Huidi Xiang, maxim tomato: work-life balance, 2025, stainless steel, 11 3/4 x 11 1/2 x 15 inches. Photo by Nando Alvarez-Perez. Courtesy of the artist.


Although she repeatedly emphasized that her thoughts remain fragmented and not yet sufficient to form a comprehensive reflection, I was left with the impression that, beyond her more familiar roles as an artist and sculptor, Xiang is foremost a meticulous observer and an ardent thinker, reading everyday life as a container of social forces, phenomena, and life philosophy. Perhaps this is part of the reason why Xiang found herself returning to hand-making again this summer, not yet entirely seriously, but as a way of re-uniting with her hands and with craftsmanship itself. She told me she had taken a stone-carving class and was carving a green Kirby, and that process has become a meditative experience for her. 


“I felt reconnected with sculpting itself,” she said. “Unlike my previous method of object-making, which often involved a continual accumulation of elements towards a finished form, stone carving is a practice of reduction, of doing minus. It employs a different kind of logic.” She also rediscovered her conviction that her goal as a sculptor is to make convincing sculptures. “That will make me very happy.”

The fantastical in Xiang’s work initially drew me into the world she crafts. W. H. Auden once summarized the relationship human beings have with the fantastical worlds: “Every normal human being is interested in two kinds of worlds: the primary, everyday world which he knows through his senses, and a secondary world or worlds which he not only can create in his imagination but also cannot stop himself from creating.… Stories about the primary world may be called feigned histories; stories about a secondary world, myths or fairy tales.” 

For Xiang, the primary and secondary world are never fully separable. They fold into one another, like a double-yolked egg or two concentric circles. Xiang creates a metaphorical, fabled world within her lived reality, and from it she carries something back, something that can be used to confront and reconfigure the real.





At the end of my visit, Xiang handed me a tiny pocket book that has long been one of her all-time favorites: Ursula K. Le Guin’s The Carrier Bag Theory of Fiction.
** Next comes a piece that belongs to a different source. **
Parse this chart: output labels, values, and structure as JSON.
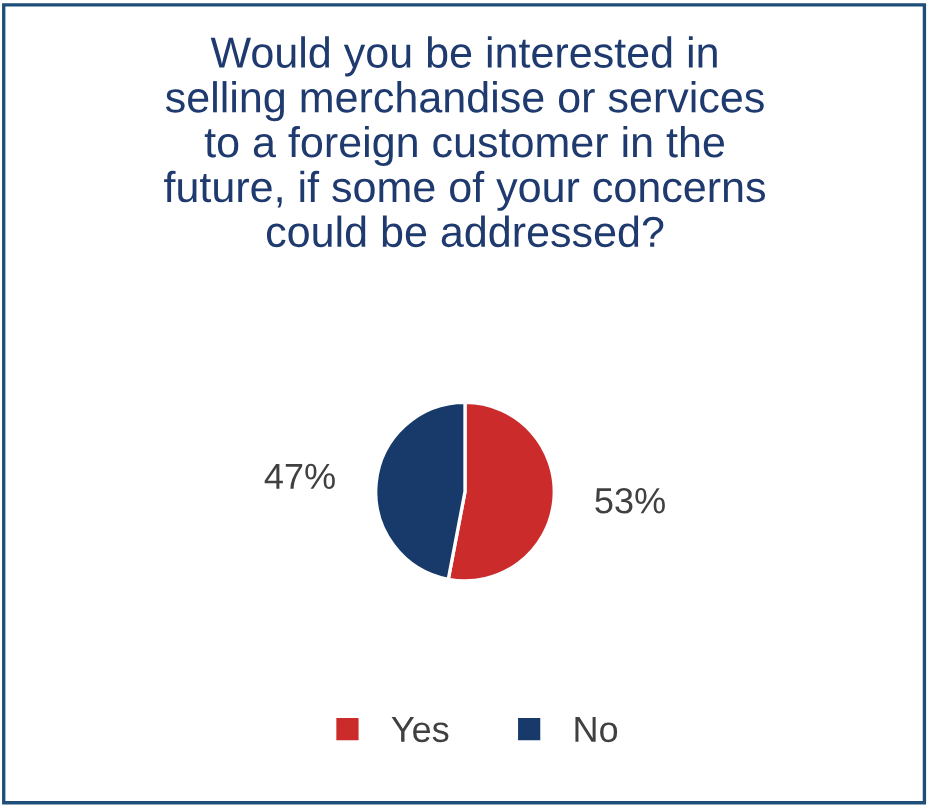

The essay proposes an alternative origin story for both human culture and narrative—one that “avoids the linear, progressive, Time’s-(killing)-arrow mode of the Techno-Heroic” and instead imagines storytelling as a carrier bag “full of beginnings without ends, of initiations, of losses, of transformations and translations,” a “bag of stars.” It is perhaps the closest version of the world Xiang strives to create in her “exercises.” She labors to create, and she creates as a way of playing.